Because the radiation levels are so high at the site, no one has been able to actually go to the spill area to see what and how much has been released. There is also no real information about what exactly is happening underground.
Because there are a variety of radioactive materials at the site, including tools, rags, etcetera, there is some concern that due to a process known as “radiolysis”, the leaking radiation could cause further issues. If those materials break down and mix together they could spontaneously combust in a gigantic explosion. If that were to happen, everything within a one hundred mile radius (perhaps farther reaching depending on the winds) would be in grave danger.
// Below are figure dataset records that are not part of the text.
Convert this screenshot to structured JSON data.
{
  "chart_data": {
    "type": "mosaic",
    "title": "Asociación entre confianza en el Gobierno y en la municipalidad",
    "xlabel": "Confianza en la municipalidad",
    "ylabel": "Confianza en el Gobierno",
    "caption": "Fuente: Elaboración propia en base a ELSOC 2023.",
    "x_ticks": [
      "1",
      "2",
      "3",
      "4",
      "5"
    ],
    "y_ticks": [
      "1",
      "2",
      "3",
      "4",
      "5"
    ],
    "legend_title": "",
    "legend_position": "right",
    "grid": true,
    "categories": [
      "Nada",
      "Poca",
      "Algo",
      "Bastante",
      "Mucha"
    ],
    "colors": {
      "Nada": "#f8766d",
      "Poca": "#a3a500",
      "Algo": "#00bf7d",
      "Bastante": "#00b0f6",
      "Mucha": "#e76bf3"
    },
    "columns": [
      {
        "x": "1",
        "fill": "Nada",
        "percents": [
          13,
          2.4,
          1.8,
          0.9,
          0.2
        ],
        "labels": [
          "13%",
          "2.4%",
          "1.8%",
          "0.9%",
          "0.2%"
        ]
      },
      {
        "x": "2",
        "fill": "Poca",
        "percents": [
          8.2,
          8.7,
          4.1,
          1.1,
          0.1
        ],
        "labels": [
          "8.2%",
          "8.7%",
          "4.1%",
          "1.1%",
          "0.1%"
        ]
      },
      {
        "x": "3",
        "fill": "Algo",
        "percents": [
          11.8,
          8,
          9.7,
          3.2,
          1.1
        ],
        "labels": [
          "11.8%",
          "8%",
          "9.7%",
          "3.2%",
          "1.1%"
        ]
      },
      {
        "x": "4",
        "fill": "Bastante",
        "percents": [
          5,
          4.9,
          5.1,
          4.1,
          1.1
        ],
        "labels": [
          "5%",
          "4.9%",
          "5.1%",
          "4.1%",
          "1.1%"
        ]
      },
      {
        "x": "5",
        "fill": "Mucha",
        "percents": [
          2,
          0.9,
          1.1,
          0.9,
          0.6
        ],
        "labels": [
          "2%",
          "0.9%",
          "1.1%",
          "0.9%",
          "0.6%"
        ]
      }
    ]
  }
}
Like most other controversial issues facing us today, it is rather difficult to find facts. There are many indications of government cover-ups and of fanatical suppositions. It seems that, like Fukushima, the immediate news has been an attempt to underplay the gravity of the situation. It also seems that as the reality becomes grimmer, there are continued attempts to release as little information as possible without setting off any alarms. As more people are becoming aware, however, there will have to be some kind of official statement that will answer some basic questions. Like Fukushima, by the time we, the people, know what’s really going on, it might be too far after the fact to attempt acts of personal safety.
It’s worth paying attention to globally, as we have found out from Japan’s disaster. Perhaps international inquiry would support local concerns and help to push for truth. This kind of contamination infiltrates our air, our waters and our sense of fear. This ‘New Mexi-Shima’ looks like one more failure of the nuclear age.